Qui sont ces Nord-Coréens qui apparaissent sur les récentes vidéos ?
C.H. : Ce sont les privilégiés du régime, des militaires ou des fonctionnaires. A Pyongyang, on ne voit pas de vieux ni d'handicapés. C'est la ville vitrine de la Corée du Nord, là où viennent les étrangers, les personnels d'ambassades. Il s'agit donc de donner une belle image du pays. Vous remarquerez que dans les vidéos transmises ces derniers jours, les femmes portent des manteaux avec des cols en fourrure, des bottes, des chaussures épaisses, signes d'un certain confort matériel.
Comment peut-on expliquer leur discipline à l'égard du régime ?

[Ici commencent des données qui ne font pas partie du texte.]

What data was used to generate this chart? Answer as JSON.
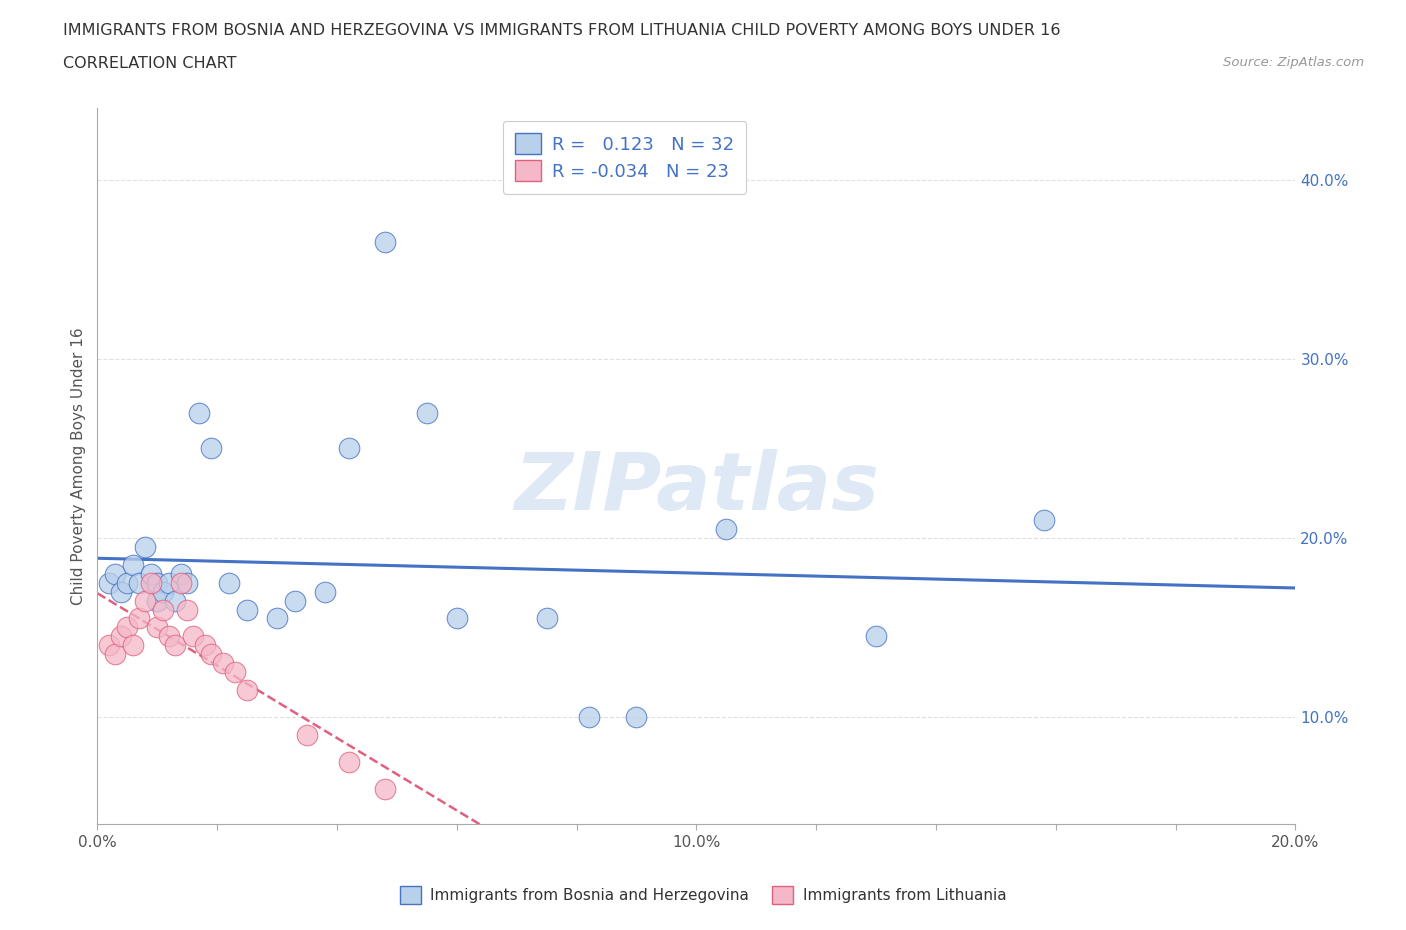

C.H. : Depuis la naissance de la Corée du Nord en 1948, tout est fait pour persuader les habitants qu'ils vivent dans le meilleur des mondes. Il faut se rappeler d'ailleurs que, jusque dans les années 70, la Corée du Nord était mieux lotie que la Corée du Sud, grâce à ses énormes ressources minières. Quant au rapport de la population au régime, il a été fondé sur le culte de la personnalité de Kim Il-sung, qui a éliminé les religions, exécuté des pasteurs et des curés, pour les remplacer par une religion d'Etat qui s'apparente au christianisme. Kim Il-sung est le "Père", Kim Yong-il le "Fils", et le Parti le "Saint-Esprit". Dans la propagande officielle, le récit de la naissance de Kim Yong-il, sous une étoile au firmament, s'inscrit dans cette ligne.
Quelle est l'emprise du régime sur la population nord-coréenne ?

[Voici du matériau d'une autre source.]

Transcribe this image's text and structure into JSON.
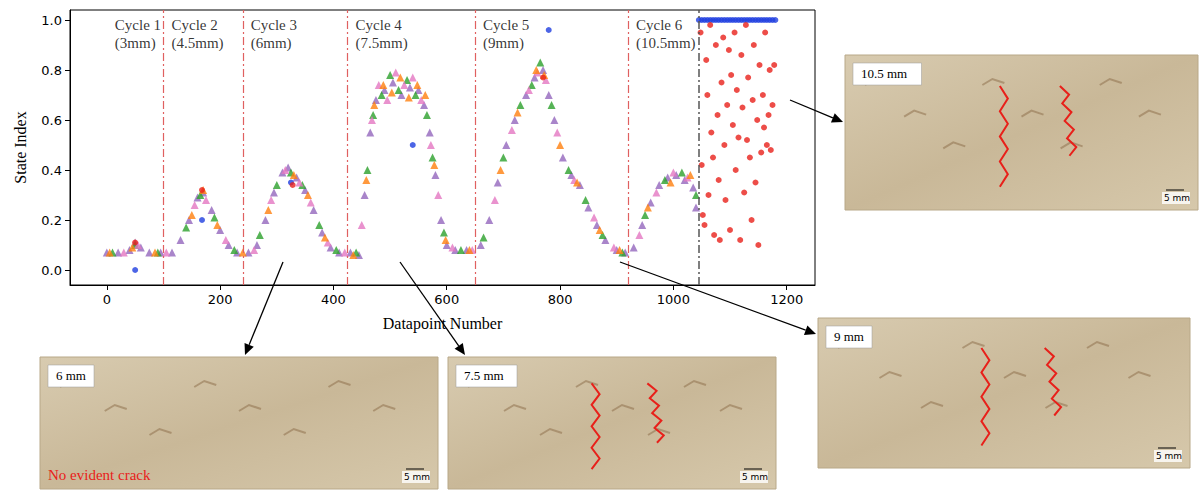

C.H. : Dans chaque immeuble, les familles sont regroupées par groupes de cinq, et une personne est désignée pour rapporter leurs faits et gestes aux commissaires politiques. Ensuite, des groupes de 25 familles se réunissent chaque semaine pour recevoir et réciter la bonne parole du Parti. L'endoctrinement passe aussi par le service militaire, qui dure de 8 à 10 ans et durant lequel les jeunes sont nourris et logés. Enfin il y a des tracts, des journaux officiels, avec de forts taux de pénétration car près de 100 % de la population sait lire et écrire du fait de la gratuité des services publics (enseignement, soins, etc.).
Quelle différence peut-on noter entre la Corée du Nord d'aujourd'hui et l'URSS d'hier ?

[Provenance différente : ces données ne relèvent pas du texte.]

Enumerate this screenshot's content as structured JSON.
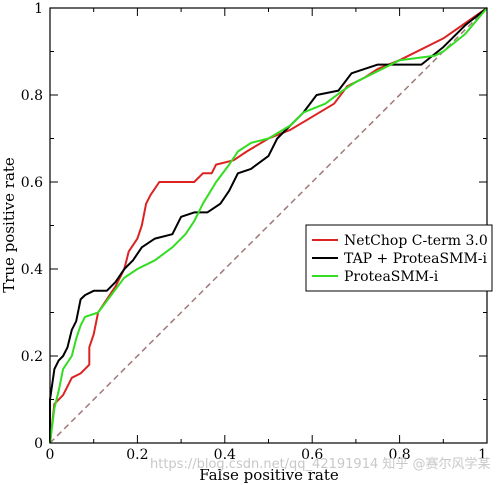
{
  "chart_data": {
    "type": "line",
    "title": "",
    "xlabel": "False positive rate",
    "ylabel": "True positive rate",
    "xlim": [
      0,
      1
    ],
    "ylim": [
      0,
      1
    ],
    "x_ticks": [
      0,
      0.2,
      0.4,
      0.6,
      0.8,
      1
    ],
    "y_ticks": [
      0,
      0.2,
      0.4,
      0.6,
      0.8,
      1
    ],
    "x_tick_labels": [
      "0",
      "0.2",
      "0.4",
      "0.6",
      "0.8",
      "1"
    ],
    "y_tick_labels": [
      "0",
      "0.2",
      "0.4",
      "0.6",
      "0.8",
      "1"
    ],
    "grid": false,
    "legend_position": "center-right",
    "series": [
      {
        "name": "NetChop C-term 3.0",
        "color": "#dd2222",
        "points": [
          [
            0,
            0
          ],
          [
            0.01,
            0.09
          ],
          [
            0.03,
            0.11
          ],
          [
            0.05,
            0.15
          ],
          [
            0.07,
            0.16
          ],
          [
            0.09,
            0.18
          ],
          [
            0.09,
            0.22
          ],
          [
            0.1,
            0.25
          ],
          [
            0.11,
            0.3
          ],
          [
            0.13,
            0.33
          ],
          [
            0.15,
            0.36
          ],
          [
            0.17,
            0.4
          ],
          [
            0.18,
            0.44
          ],
          [
            0.2,
            0.47
          ],
          [
            0.21,
            0.5
          ],
          [
            0.22,
            0.55
          ],
          [
            0.23,
            0.57
          ],
          [
            0.25,
            0.6
          ],
          [
            0.33,
            0.6
          ],
          [
            0.35,
            0.62
          ],
          [
            0.37,
            0.62
          ],
          [
            0.38,
            0.64
          ],
          [
            0.42,
            0.65
          ],
          [
            0.45,
            0.67
          ],
          [
            0.5,
            0.7
          ],
          [
            0.55,
            0.72
          ],
          [
            0.6,
            0.75
          ],
          [
            0.65,
            0.78
          ],
          [
            0.68,
            0.82
          ],
          [
            0.72,
            0.84
          ],
          [
            0.75,
            0.86
          ],
          [
            0.8,
            0.88
          ],
          [
            0.9,
            0.93
          ],
          [
            1,
            1
          ]
        ]
      },
      {
        "name": "TAP + ProteaSMM-i",
        "color": "#000000",
        "points": [
          [
            0,
            0
          ],
          [
            0,
            0.1
          ],
          [
            0.01,
            0.17
          ],
          [
            0.02,
            0.19
          ],
          [
            0.03,
            0.2
          ],
          [
            0.04,
            0.22
          ],
          [
            0.05,
            0.26
          ],
          [
            0.06,
            0.28
          ],
          [
            0.07,
            0.33
          ],
          [
            0.08,
            0.34
          ],
          [
            0.1,
            0.35
          ],
          [
            0.13,
            0.35
          ],
          [
            0.15,
            0.37
          ],
          [
            0.17,
            0.4
          ],
          [
            0.19,
            0.42
          ],
          [
            0.21,
            0.45
          ],
          [
            0.24,
            0.47
          ],
          [
            0.28,
            0.48
          ],
          [
            0.3,
            0.52
          ],
          [
            0.33,
            0.53
          ],
          [
            0.36,
            0.53
          ],
          [
            0.39,
            0.55
          ],
          [
            0.41,
            0.58
          ],
          [
            0.43,
            0.62
          ],
          [
            0.46,
            0.63
          ],
          [
            0.5,
            0.66
          ],
          [
            0.52,
            0.7
          ],
          [
            0.55,
            0.73
          ],
          [
            0.58,
            0.76
          ],
          [
            0.61,
            0.8
          ],
          [
            0.66,
            0.81
          ],
          [
            0.69,
            0.85
          ],
          [
            0.72,
            0.86
          ],
          [
            0.75,
            0.87
          ],
          [
            0.85,
            0.87
          ],
          [
            0.9,
            0.91
          ],
          [
            0.95,
            0.96
          ],
          [
            1,
            1
          ]
        ]
      },
      {
        "name": "ProteaSMM-i",
        "color": "#33dd22",
        "points": [
          [
            0,
            0
          ],
          [
            0.01,
            0.08
          ],
          [
            0.02,
            0.12
          ],
          [
            0.03,
            0.17
          ],
          [
            0.05,
            0.2
          ],
          [
            0.06,
            0.24
          ],
          [
            0.07,
            0.27
          ],
          [
            0.08,
            0.29
          ],
          [
            0.11,
            0.3
          ],
          [
            0.14,
            0.34
          ],
          [
            0.17,
            0.38
          ],
          [
            0.2,
            0.4
          ],
          [
            0.24,
            0.42
          ],
          [
            0.28,
            0.45
          ],
          [
            0.31,
            0.48
          ],
          [
            0.33,
            0.51
          ],
          [
            0.35,
            0.55
          ],
          [
            0.38,
            0.6
          ],
          [
            0.41,
            0.64
          ],
          [
            0.43,
            0.67
          ],
          [
            0.46,
            0.69
          ],
          [
            0.5,
            0.7
          ],
          [
            0.55,
            0.73
          ],
          [
            0.58,
            0.76
          ],
          [
            0.63,
            0.78
          ],
          [
            0.67,
            0.81
          ],
          [
            0.7,
            0.83
          ],
          [
            0.74,
            0.85
          ],
          [
            0.8,
            0.88
          ],
          [
            0.88,
            0.89
          ],
          [
            0.9,
            0.9
          ],
          [
            0.95,
            0.94
          ],
          [
            1,
            1
          ]
        ]
      },
      {
        "name": "",
        "color": "#a07878",
        "style": "dashed",
        "points": [
          [
            0,
            0
          ],
          [
            1,
            1
          ]
        ]
      }
    ]
  },
  "watermark": "https://blog.csdn.net/qq_42191914 知乎 @赛尔风学某"
}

C.H. : Le régime soviétique était plus perméable que le régime nord-coréen, car plus d'étrangers pouvaient s'y rendre et il était plus facile d'en sortir. Contrairement à Moscou durant l'URSS, où l'on pouvait trouver des titres de presse étrangers, il n'y a à Pyongyang que la presse officielle, traduite en plusieurs langues. Si l'on veut sortir de Corée du Nord, il faut soit une autorisation, soit s'enfuir en franchissant l'une des deux rivières servant de frontières avec la Chine. Aussi longtemps qu'ils auront encore un peu de riz à manger, les Nord-Coréens seront peu nombreux à prendre ces risques là. La peur des camps d'emprisonnement contribue pour beaucoup à les dissuader.
N'existe-t-il pas d'opposition au régime ?
C.H. : On raconte qu'il y a eu, certaines années, des soulèvements liés à la faim ou à des exécutions arbitraires. Mais comme pour tout en Corée du Nord, il est difficile de le vérifier... Il n'y a aucune émeute que l'on puisse voir ou filmer comme en Syrie par exemple. Et encore une fois, il y a beaucoup de gens qui croient que le régime est le meilleur du monde. Cette discipline apparente ne repose pas que sur la peur.
Que sait-on de la diaspora nord-coréenne ?
C.H. : Ce sont des gens qui ont réussi à s'enfuir en Chine, puis au Cambodge, au Laos, en Corée du Sud. Ils sont plus de 10 000 en Corée du Sud, ils découvrent brutalement l'opulence et ne sont pas forcément bien accueillis. Ils sont vus comme des espions potentiels ou comme des concurrents sur le marché de l'emploi. Leurs témoignages sur la vie en Corée du Nord sont à prendre avec méfiance, car il y a beaucoup d'exagérations.